The four distinguished panelists at the event were Lucy Sullivan, Director of Thousand Days; Dr. Isatou Jallow (pictured above), Chief of the Gender Unit at UN World Food Programme; Carolyn Miles, President & CEO for Save the Children; and Catherine Bertini, Professor of Public Administration at the Maxwell School of Citizenship and Public Affairs. Moderated by The Hunger Project President and CEO, Mary Ellen McNish, the panelists tackled the question: why is investing in good nutrition pivotal to sustainable development?
Lucy Sullivan began the discussion with a summary of the fundamental relationship between malnutrition and development. Quoting the major findings from a five-part 2008 study in The Lancet, Sullivan explained that children who lack adequate nutrition throughout their first thousand days will forever have diminished cognitive development and stunted physical growth. Combined, these two factors lead to decreased economic productivity and a higher likelihood of that child living in poverty. Because undernourished women are significantly more likely to give birth to low birth-weight babies and many people in developing countries are chronically food insecure, Sullivan argued for more investments to thwart the cyclical impact of malnutrition on poverty.
With a focus on gender equality, Dr. Jallow described the difficulties that rural women often face in the pursuit of adequate nutrition. In order to combat gender discrimination and the resulting malnutrition, Dr. Jallow insisted on the importance of working with men and boys in communities to ensure adequate support for gender equality issues. She went on to argue for a clearer definition of rural women’s empowerment. What does empowerment mean to rural women, Dr. Jallow asked. Does empowerment mean having access to food? Having access to resources? Having access to reproductive services? Or perhaps something else entirely.

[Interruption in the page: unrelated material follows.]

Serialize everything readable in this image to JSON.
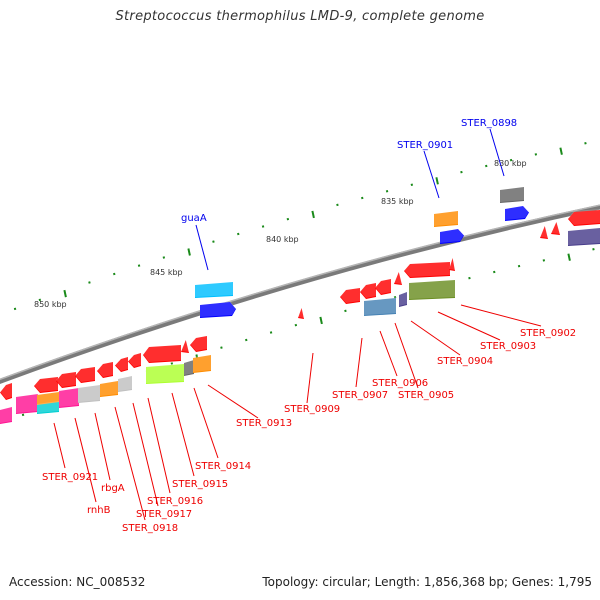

Carolyn Miles of Save the Children continued the discussion by examining the link between agriculture and nutrition. She illustrated the challenges rural women farmers face and offered potential strategies to overcome them. The challenges she addressed included land restrictions rural women farmers face when forced to work on smaller, less fertile land plots than their male counterparts. Simultaneously, women are less likely to have access to credit, market inputs, and transportation, limiting their ability to be active participants in the economy. In order to overcome gender discrimination and make the greatest impact on nutrition, Miles urged development programs to take into account gender barriers when dealing with women small holder farmers. Additionally, Miles recommended that the issue is brought to policymakers at the G8 level. Although government officials are currently speaking of food security issues, she would like to push governments in the G8 to focus more narrowly on nutrition and women.
The final speaker, Catherine Bertini of the Maxwell School, offered suggestions for ground level and policy implementations that would improve the lives of rural women. Bertini referenced examples of nutritional interventions for rural women from around the world, including Cambodia and Sub-Saharan Africa. In Cambodia, where 70 percent of girls suffer from anemia, Helen Keller International uses sprinkles to fortify the nutritional quality of food. In Sub-Saharan Africa, Girl Guides can earn an anemia prevention badge for their involvement in educational programs and community involvement in anemia control. Additionally, Bertini urged investment in small businesses that aim to grow indigenous, highly nutritious foods, so that women can easy access proper nutrition. In keeping with indigenous nutrition solutions, she also suggested manufacturing vitamin supplements locally, not only will the community’s health improve but the surrounding economy as well.
The panel concluded with audience Q&A and a panelist meet-and-greet. All in all, it was a highly successful, well-attended meeting of the minds that The Hunger Project was proud to be a part of.